Illegal Trump hires 

At the president’s golf course in Bedminster, New Jersey, a woman who admitted she immigrated into the U.S. without documentation has worked as a maid since 2013, The New York Times reports. She said she never imagined she “would see such important people close up.”

And there are others. “We are tired of the abuse, the insults, the way he talks about us when he knows that we are here helping him make money,” said Victorina Morales, risking punishment. “We sweat it out to attend to his every need and have to put up with his humiliation.”

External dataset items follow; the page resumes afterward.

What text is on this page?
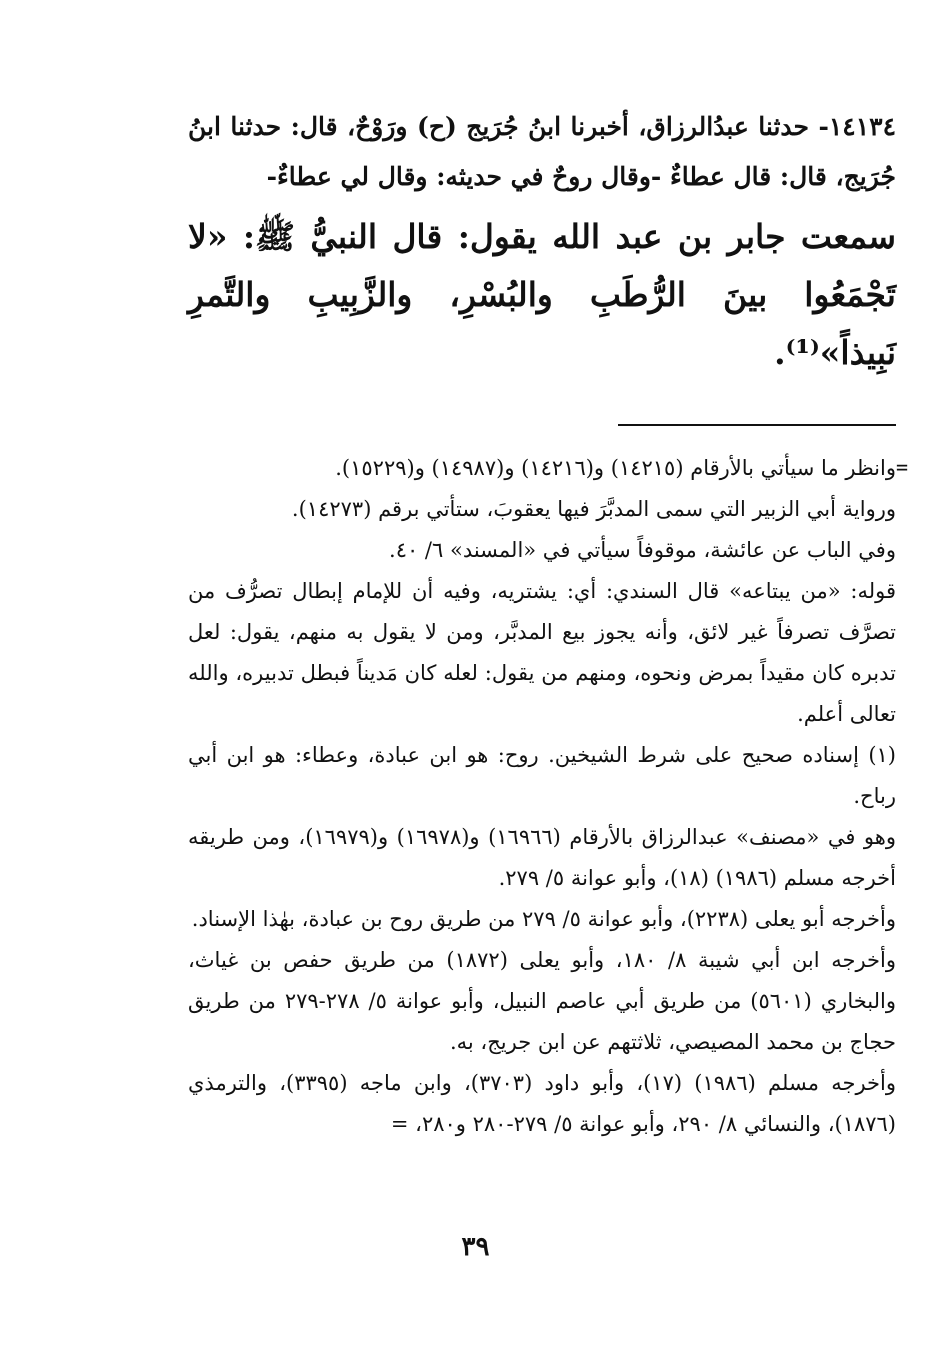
١٤١٣٤- حدثنا عبدُالرزاق، أخبرنا ابنُ جُرَيج (ح) ورَوْحٌ، قال: حدثنا ابنُ جُرَيج، قال: قال عطاءٌ -وقال روحٌ في حديثه: وقال لي عطاءٌ-

سمعت جابر بن عبد الله يقول: قال النبيُّ ﷺ: «لا تَجْمَعُوا بينَ الرُّطَبِ والبُسْرِ، والزَّبِيبِ والتَّمرِ نَبِيذاً»⁽¹⁾.

=

وانظر ما سيأتي بالأرقام (١٤٢١٥) و(١٤٢١٦) و(١٤٩٨٧) و(١٥٢٢٩).

ورواية أبي الزبير التي سمى المدبَّرَ فيها يعقوبَ، ستأتي برقم (١٤٢٧٣).

وفي الباب عن عائشة، موقوفاً سيأتي في «المسند» ٦/ ٤٠.

قوله: «من يبتاعه» قال السندي: أي: يشتريه، وفيه أن للإمام إبطال تصرُّف من تصرَّف تصرفاً غير لائق، وأنه يجوز بيع المدبَّر، ومن لا يقول به منهم، يقول: لعل تدبره كان مقيداً بمرض ونحوه، ومنهم من يقول: لعله كان مَديناً فبطل تدبيره، والله تعالى أعلم.

(١) إسناده صحيح على شرط الشيخين. روح: هو ابن عبادة، وعطاء: هو ابن أبي رباح.

وهو في «مصنف» عبدالرزاق بالأرقام (١٦٩٦٦) و(١٦٩٧٨) و(١٦٩٧٩)، ومن طريقه أخرجه مسلم (١٩٨٦) (١٨)، وأبو عوانة ٥/ ٢٧٩.

وأخرجه أبو يعلى (٢٢٣٨)، وأبو عوانة ٥/ ٢٧٩ من طريق روح بن عبادة، بهٰذا الإسناد.

وأخرجه ابن أبي شيبة ٨/ ١٨٠، وأبو يعلى (١٨٧٢) من طريق حفص بن غياث، والبخاري (٥٦٠١) من طريق أبي عاصم النبيل، وأبو عوانة ٥/ ٢٧٨-٢٧٩ من طريق حجاج بن محمد المصيصي، ثلاثتهم عن ابن جريج، به.

وأخرجه مسلم (١٩٨٦) (١٧)، وأبو داود (٣٧٠٣)، وابن ماجه (٣٣٩٥)، والترمذي (١٨٧٦)، والنسائي ٨/ ٢٩٠، وأبو عوانة ٥/ ٢٧٩-٢٨٠ و٢٨٠، =

٣٩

A scandal for sure. The results, uncertain.

Russian addressing

The U.S. sought to send an increasingly aggressive Russia a symbolic message by taking part with allies in what is called an "extraordinary flight" over Ukraine.

“The timing of this flight is intended to reaffirm U.S. commitment to Ukraine and other partner nations,” a Pentagon statement said. “The United States is resolute in our support for the security of European nations.”

The 2002 Open Skies Treaty allows unarmed reconnaissance flights over 33 nations, including Russia. Tensions there increased after Russia seized three Ukrainian ships last month off the Crimean peninsula after opening fire.

Rudy's 'nightmare'

Trump lawyer Rudy Giuliani told The Atlantic it has been difficult in recent months to work on drafting response plans to Robert Mueller's highly anticipated report on Russia's role in the 2016 campaign  while getting the special counsel's written questions answered.

“Answering those questions was a nightmare,” Giuliani is quoted as saying. “It took  [Trump] about three weeks to do what would normally take two days.” 

This account contrasts sharply with Trump's assertion in November that he “was asked a series of questions” and “answered them very easily” by himself. He said it "didn't take very long to do them."

What else is happening: 

  • Another fatal crash  occurred off Japan when two U.S. military planes collided. Trump praised rescue efforts.
  • Two big court filings from Mueller are due, Newsday's Tom Brune reports.
  • VP Mike Pence's potential exclusion from the 2020 re-election ticket keeps generating buzz.
  • Sen. Elizabeth Warren's recent DNA drama raises concerns among her supporters.
  • Intelligence officials are due to brief House members next week on Saudi Arabia, Yemen and Jamal Khashoggi's death.
  • Thousands of people lined the train tracks in Texas to see the funeral procession of President George H.W. Bush.
  • William Barr, who served as attorney general in the early 1990s, is reported to be Trump's top candidate for the job.